Metro areas with the lowest adjusted wages
The following 50 metro areas recorded the lowest cost-of-living adjusted wages of the 191 reviewed:
Metro Area Map
|Metro Area||2014 Average Cost-of-Living Adjusted Hourly Earnings||2014 Average Unadjusted Earnings|
|Hot Springs, AR||$15.25||$14.23|
|Florence-Muscle Shoals, AL||$16.86||$15.57|
|Sebastian-Vero Beach, FL||$16.92||$17.11|
|Palm Coast, FL||$16.97||$16.03|
|Myrtle Beach-North Myrtle Beach-Conway, SC||$17.51||$16.39|
|San Angelo, TX||$17.58||$17.08|
|El Paso, TX||$17.76||$16.54|
|New York-Northern New Jersey-Long Island, NY-NJ-PA||$18.58||$29.42|
|St.

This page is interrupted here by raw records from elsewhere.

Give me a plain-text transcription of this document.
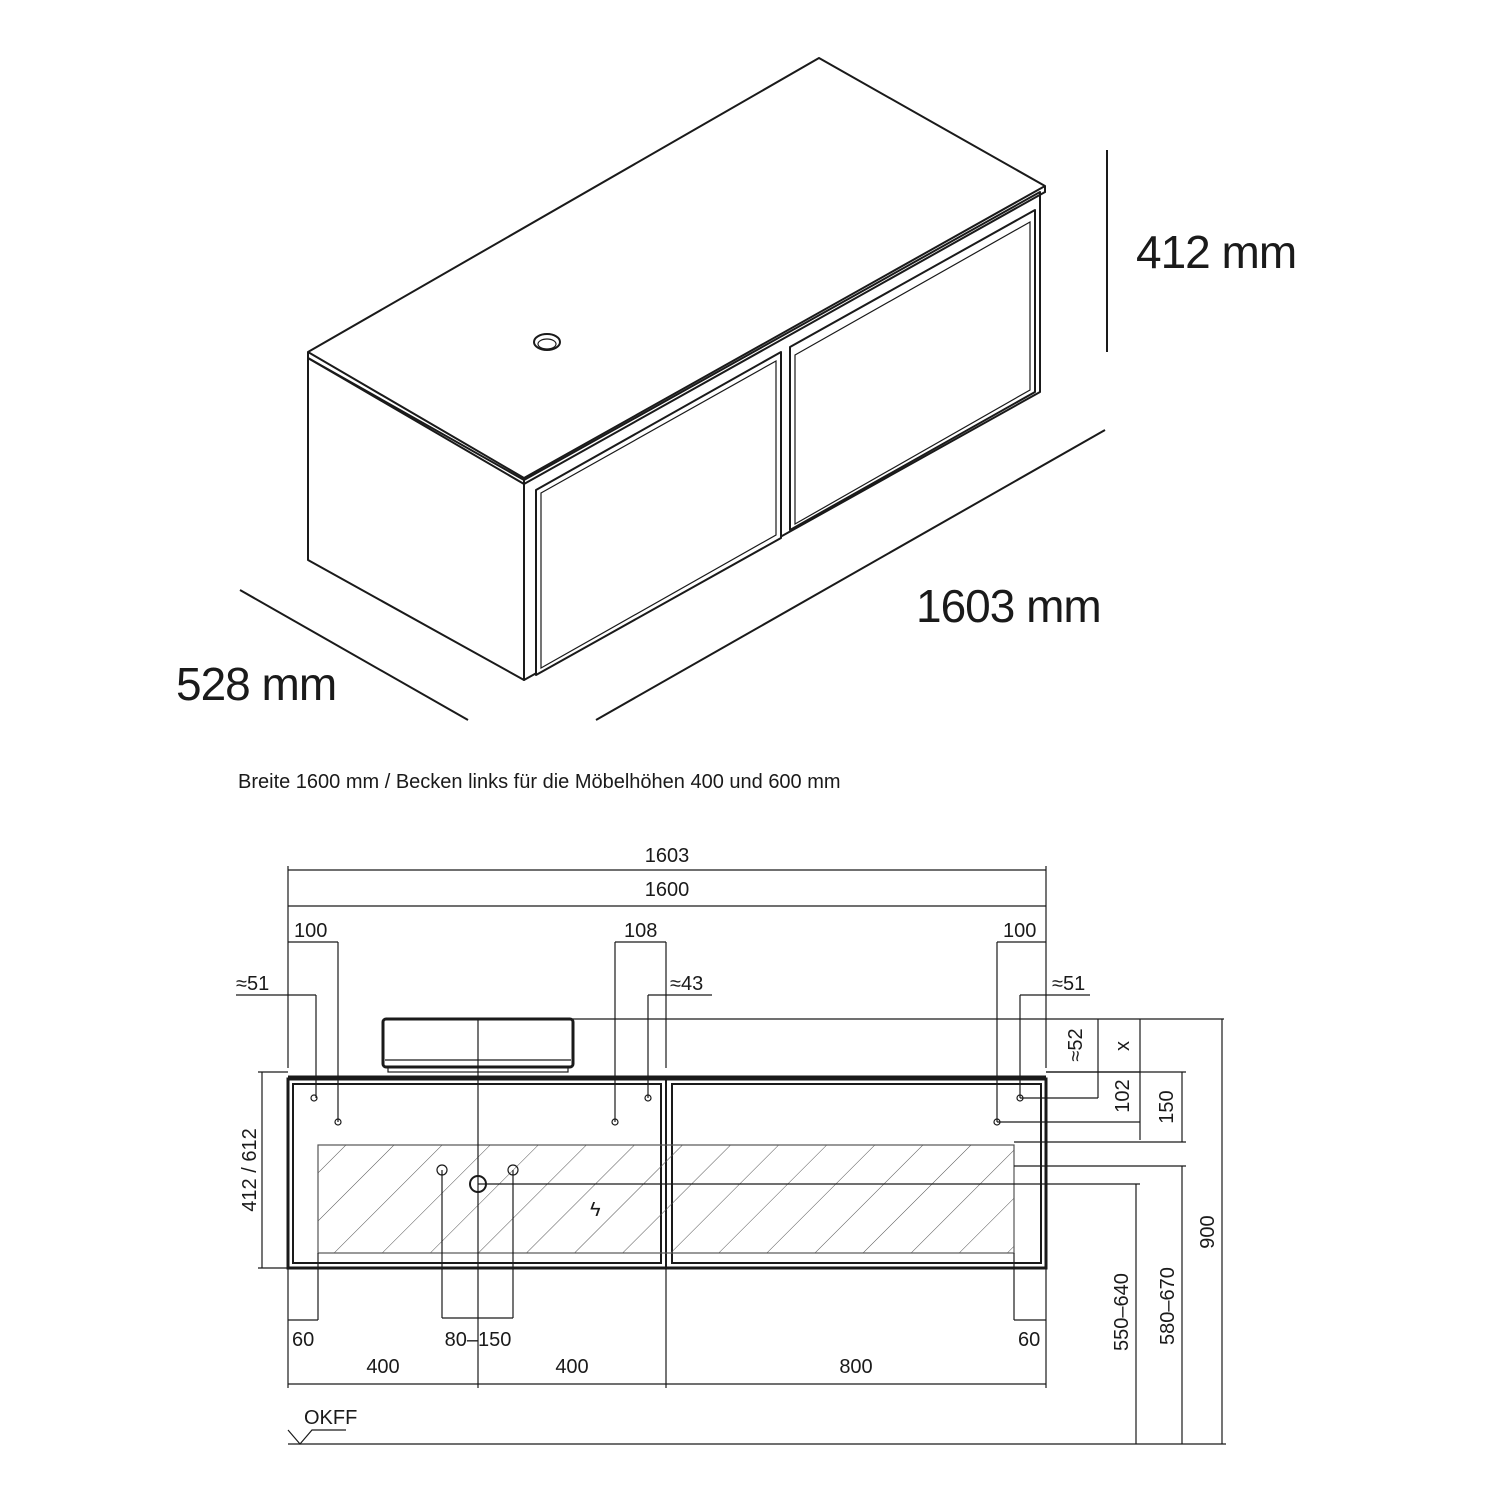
412 mm
1603 mm
528 mm
Breite 1600 mm / Becken links für die Möbelhöhen 400 und 600 mm
1603
1600
100	108	100
≈51	≈43	≈51
ϟ
80–150
60	60
400	400	800
412 / 612
≈52 x
102 150
550–640 580–670
900
OKFF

George, UT||$18.99||$17.68|
|Fond du Lac, WI||$19.64||$18.86|
|Las Vegas-Paradise, NV||$19.71||$21.01|
|San Diego-Carlsbad-San Marcos, CA||$19.75||$26.81|
|Punta Gorda, FL||$19.86||$18.65|
|Miami-Fort Lauderdale-Pompano Beach, FL||$19.93||$22.43|
|Los Angeles-Long Beach-Santa Ana, CA||$19.95||$26.59|
|Deltona-Daytona Beach-Ormond Beach, FL||$19.98||$18.18|
|Niles-Benton Harbor, MI||$20.03||$18.41|
|Providence-Fall River-Warwick, RI-MA NECTA||$20.12||$24.81|
|Lake Havasu City-Kingman, AZ||$20.25||$19.74|
SOURCE: Governing calculations of Labor Department, Council for Community and Economic Research data Open an interactive map with wages for all 191 metro areas with available data.
Metro area wages were compiled from Labor Department data on average hourly earnings for all private sector employees. A calculated 12-month average included preliminary estimates for December 2014. Wages were adjusted for cost of living using the 2014 Q3 “Cost of Living Index” published by the Council for Community and Economic Research. The composite index compares costs of living relative to all participating areas, considering expenses for housing, groceries, health care, transportation, utilities and miscellaneous goods and services. One limitation of this adjustment is that cost of living varies within metro areas. The Council for Community and Economic Research's coverage areas used for the cost-of-living data don't all correspond perfectly with metro area boundaries used by the Labor Department. The urban area(s) used for the cost of living adjustment is listed in the map info window. A total of 191 metro areas had available BLS and corresponding Cost of Living Index data. Definitions used for regions: Midwest: IL, IN, IA, KS, MI, MN, MO, NE, ND, OH, SD, WI; Northeast: CT, ME, MA, NH, NY, PA, RI, VT; Pacific: AK, CA, HI, OR, WA; Southeast: AL, AR, DE, DC, FL, GA, KY, LA, MD, MS, NC, SC, TN, VA, WV; Southwest: AZ, NM, OK, TX; West: CO, ID, MT, NV, UT, WY.